London, Nov 9 : Staff at a Brit town hall have been banned from using the phrase "Singing from the same hymn sheet" as it could upset atheists.
Employees of the Salisbury council have been told that the religious implications of the saying, which has been in common phrasing for centuries, could offend non-believers.
"Avoid office and council jargon wherever possible, including phrases such as 'moving forward' and 'singing from the same hymn sheet'," the Telegraph quoted the Salisbury council as advising.
Besides the religious sounding phrase, other phrases like 'colour blind', 'black', 'British', 'West Indian' were also asked to be avoided as they could offend people.
Several authorities had banned basic Latin phrases such as 'ad hoc', 'etc' and 'status quo' because they were too complicated for people to understand.
Keith Porteous Wood, executive director of the National Secular Society, last night condemned the move.
"I think it has gone far too far," he said.
"The phrase has been around for a very long time and is very common.
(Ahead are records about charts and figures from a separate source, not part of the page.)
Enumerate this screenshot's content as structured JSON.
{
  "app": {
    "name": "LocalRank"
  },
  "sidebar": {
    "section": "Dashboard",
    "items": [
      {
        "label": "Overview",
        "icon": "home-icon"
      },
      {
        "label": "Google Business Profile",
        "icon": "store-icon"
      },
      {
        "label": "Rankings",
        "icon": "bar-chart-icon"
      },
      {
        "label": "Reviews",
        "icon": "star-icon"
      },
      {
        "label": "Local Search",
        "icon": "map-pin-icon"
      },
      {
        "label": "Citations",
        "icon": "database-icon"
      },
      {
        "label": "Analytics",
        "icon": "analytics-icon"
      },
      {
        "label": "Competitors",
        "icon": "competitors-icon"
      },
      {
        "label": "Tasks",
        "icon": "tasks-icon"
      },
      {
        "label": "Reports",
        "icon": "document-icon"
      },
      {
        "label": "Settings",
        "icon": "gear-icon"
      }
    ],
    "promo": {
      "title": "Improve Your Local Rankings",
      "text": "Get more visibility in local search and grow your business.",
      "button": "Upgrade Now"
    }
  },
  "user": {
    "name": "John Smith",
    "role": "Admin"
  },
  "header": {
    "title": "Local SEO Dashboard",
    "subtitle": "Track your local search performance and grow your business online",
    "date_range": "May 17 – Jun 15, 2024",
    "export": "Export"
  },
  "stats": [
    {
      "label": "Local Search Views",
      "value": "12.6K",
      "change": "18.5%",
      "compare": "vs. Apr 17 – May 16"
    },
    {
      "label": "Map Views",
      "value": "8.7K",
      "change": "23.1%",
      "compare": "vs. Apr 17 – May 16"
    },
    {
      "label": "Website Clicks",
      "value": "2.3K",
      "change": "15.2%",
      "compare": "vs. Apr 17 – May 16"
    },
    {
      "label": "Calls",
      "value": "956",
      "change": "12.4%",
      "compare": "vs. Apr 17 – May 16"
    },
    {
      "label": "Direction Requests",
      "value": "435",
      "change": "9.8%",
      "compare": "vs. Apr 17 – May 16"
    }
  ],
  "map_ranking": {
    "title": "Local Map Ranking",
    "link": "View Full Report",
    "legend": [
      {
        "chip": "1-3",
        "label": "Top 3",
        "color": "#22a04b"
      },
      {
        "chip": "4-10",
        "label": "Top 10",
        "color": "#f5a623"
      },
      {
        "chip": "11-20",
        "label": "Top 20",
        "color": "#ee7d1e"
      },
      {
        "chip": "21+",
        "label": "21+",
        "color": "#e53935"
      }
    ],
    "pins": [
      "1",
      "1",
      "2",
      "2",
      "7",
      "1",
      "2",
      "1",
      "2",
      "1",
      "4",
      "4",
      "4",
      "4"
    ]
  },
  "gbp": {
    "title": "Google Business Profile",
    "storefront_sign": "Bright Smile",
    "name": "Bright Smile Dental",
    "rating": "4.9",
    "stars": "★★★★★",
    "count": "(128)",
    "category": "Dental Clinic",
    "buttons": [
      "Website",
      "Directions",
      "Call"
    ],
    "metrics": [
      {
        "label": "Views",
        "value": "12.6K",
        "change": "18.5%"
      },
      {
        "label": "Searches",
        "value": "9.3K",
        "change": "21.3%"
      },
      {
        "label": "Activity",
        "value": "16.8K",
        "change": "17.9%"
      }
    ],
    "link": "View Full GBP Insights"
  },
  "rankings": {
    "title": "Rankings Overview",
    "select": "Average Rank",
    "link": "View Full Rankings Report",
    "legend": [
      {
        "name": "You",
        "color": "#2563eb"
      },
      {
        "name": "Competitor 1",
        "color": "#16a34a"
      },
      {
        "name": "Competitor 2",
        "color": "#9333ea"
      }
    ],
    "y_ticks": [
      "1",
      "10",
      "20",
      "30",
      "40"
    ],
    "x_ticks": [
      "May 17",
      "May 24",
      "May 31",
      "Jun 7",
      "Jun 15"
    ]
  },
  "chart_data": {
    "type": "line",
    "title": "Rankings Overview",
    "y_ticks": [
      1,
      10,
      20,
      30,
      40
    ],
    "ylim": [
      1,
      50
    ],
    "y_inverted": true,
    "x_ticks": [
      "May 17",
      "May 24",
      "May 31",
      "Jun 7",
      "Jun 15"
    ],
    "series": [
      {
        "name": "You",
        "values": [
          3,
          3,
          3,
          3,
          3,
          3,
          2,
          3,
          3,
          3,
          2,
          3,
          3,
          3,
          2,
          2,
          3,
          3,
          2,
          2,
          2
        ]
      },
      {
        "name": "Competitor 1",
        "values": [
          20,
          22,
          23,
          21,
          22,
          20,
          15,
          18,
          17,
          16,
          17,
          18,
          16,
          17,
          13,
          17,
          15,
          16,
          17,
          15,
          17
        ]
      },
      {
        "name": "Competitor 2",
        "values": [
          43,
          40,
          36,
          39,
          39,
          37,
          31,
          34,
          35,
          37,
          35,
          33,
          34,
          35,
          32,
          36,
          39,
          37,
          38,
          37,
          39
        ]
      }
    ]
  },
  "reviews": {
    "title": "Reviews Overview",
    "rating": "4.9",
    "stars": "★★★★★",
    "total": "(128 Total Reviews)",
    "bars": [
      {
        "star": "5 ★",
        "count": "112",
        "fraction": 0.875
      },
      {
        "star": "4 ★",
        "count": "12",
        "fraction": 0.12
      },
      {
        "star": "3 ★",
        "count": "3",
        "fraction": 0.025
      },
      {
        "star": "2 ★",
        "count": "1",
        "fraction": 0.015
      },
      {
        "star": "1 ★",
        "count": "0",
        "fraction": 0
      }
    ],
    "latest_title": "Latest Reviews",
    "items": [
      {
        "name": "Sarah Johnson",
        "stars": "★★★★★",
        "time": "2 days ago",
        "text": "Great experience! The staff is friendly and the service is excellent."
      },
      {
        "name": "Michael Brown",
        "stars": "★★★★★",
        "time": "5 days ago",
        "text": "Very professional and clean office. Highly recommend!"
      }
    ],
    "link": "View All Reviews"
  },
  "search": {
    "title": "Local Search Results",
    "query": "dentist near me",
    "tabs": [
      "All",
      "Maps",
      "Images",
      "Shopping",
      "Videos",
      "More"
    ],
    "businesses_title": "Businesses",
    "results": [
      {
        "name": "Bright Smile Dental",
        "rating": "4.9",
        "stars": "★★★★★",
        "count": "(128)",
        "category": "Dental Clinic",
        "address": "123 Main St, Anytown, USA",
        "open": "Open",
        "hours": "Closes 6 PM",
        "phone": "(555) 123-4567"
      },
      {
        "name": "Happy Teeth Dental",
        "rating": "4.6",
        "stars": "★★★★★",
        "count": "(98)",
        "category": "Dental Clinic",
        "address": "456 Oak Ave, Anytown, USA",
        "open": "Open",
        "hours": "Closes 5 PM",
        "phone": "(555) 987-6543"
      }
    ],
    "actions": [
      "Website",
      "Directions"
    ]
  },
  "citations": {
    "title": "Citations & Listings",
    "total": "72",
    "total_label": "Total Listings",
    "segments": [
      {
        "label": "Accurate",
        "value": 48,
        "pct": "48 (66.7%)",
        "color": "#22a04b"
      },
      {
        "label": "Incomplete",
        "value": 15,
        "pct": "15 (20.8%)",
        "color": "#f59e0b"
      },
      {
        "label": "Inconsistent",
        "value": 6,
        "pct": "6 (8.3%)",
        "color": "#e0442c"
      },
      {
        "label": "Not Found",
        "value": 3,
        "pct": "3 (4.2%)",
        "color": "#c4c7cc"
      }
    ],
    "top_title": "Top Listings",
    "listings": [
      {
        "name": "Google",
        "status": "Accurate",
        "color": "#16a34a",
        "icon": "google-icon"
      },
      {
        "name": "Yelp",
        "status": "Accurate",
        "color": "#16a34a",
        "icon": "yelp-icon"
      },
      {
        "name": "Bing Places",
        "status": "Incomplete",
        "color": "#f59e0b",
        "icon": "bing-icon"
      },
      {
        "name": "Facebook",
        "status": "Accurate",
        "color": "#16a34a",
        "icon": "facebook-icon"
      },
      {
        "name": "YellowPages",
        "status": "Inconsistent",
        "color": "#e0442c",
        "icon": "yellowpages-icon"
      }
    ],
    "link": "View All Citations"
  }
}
I use it myself. Of course we should all avoid phrases which can cause unnecessary offence, but this isn't one of them," he added.
Colin Slee, the Dean of Southwark, last night accused the council of excessive politically correctness.
"This is complete nonsense and yet another example of political correctness being dictated by someone who doesn't understand religious faith," he said.
The Royal National Institute for the Blind said it avoided the term "visual impairment".
"We always use the terms 'blind' and 'partially sighted' when talking to members of the public," their spokesman said.
Other local authorities across the country have also declared war on particular words and phrases, which they consider racist, sexist, nationalistic or homophobic.
Caerphilly council in Wales has asked staff to be careful about using the phrase British, as "it implies a false sense of unity" and is upsetting to many people in Wales, Scotland and Ireland.
The council's written guidance to staff states: "Many would argue that one way to denote ethnic minority people in this country would be to describe them as 'British Asians', 'Chinese British' etc.
Many councils say they are instituting 'plain English' policies to make their communications easier to understand.
Poole council said it had spent an undisclosed sum on a "successful plain English day last year" and was now booking additional sessions.
The plain English message seems to be struggling to hit home however.
In reply to The Sunday Telegraph's Freedom of Information request, Poole council stated that it was booking the extra sessions due to "strong demand from our service functions". The council also said it had issued a better English guide "to all our communication network facilitators".